Effects of recombinant human erythropoietin on HLA sensitization and cell mediated immunity.

Highly presensitized patients wait longer for a renal allograft than unsensitized patients and have a poorer allograft survival rate. Repeated blood transfusions have been implicated in the induction and maintenance of sensitization. To determine the effect of recombinant human erythropoietin (rHuEPO) therapy on five transfusion dependent, highly sensitized adolescents on dialysis, we serially measured percentage panel reactive antibody (%PRA) levels, titers of identifiable discrete anti-HLA Class I antibody specificities, and non-specific indices of cellular immunity before and following initiation of rHuEPO therapy. Although four of the five patients had previously rejected at least one renal allograft, the removal of chronic antigenic stimulation from blood transfusions led to a marked reduction in anti-HLA antibody titers to recognizable private and public specificities (P less than 0.001) and a reduction of mean %PRA from 80% to 56% (P less than 0.05).
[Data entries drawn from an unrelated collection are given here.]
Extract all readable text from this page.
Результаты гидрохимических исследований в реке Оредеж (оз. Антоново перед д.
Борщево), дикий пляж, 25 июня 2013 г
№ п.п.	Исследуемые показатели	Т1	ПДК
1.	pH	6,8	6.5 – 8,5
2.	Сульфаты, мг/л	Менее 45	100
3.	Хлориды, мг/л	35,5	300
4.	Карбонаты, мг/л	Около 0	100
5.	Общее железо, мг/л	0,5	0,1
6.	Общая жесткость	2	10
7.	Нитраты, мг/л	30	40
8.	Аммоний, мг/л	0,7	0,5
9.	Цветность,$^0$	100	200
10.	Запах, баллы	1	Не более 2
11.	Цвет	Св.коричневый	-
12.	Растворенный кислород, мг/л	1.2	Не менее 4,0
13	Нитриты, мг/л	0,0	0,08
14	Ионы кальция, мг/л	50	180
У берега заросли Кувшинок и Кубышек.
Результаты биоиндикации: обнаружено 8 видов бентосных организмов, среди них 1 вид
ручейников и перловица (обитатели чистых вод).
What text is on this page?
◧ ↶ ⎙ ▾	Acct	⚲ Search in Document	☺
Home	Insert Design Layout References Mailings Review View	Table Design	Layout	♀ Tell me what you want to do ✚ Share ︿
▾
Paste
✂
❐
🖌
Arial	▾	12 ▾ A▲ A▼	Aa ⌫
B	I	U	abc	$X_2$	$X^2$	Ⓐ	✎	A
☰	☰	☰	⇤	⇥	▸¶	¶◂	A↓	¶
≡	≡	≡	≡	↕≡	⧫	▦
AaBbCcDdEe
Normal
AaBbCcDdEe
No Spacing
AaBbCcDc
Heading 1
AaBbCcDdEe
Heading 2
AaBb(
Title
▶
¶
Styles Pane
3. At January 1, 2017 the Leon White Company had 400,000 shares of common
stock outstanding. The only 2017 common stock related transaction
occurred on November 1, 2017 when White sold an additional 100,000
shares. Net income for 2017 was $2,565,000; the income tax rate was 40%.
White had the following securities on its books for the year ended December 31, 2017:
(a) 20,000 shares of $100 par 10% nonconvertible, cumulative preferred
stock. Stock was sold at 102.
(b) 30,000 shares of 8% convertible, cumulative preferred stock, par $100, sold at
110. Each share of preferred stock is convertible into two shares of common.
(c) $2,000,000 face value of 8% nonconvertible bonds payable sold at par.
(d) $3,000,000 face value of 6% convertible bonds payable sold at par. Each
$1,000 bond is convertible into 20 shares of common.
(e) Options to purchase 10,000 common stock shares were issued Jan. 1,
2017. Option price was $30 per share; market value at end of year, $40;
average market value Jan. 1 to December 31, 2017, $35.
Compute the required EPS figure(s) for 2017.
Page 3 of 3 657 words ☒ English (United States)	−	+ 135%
Each patient demonstrated a reduction of two or more dilutions to at least two anti-HLA antibody specificities. A control group of five patients matched for age, transfusion dependence and sensitization status demonstrated no change during a comparable time interval. PHA responsiveness decreased significantly in the rHuEPO group whereas autologous and allogenic mixed lymphocyte response, spontaneous blastogenesis and T-cell subsets did not. These data indicate that in highly sensitized dialysis patients rHuEPO may lead to decreased sensitization, shorter waiting time on dialysis and possibly improved allograft survival rates.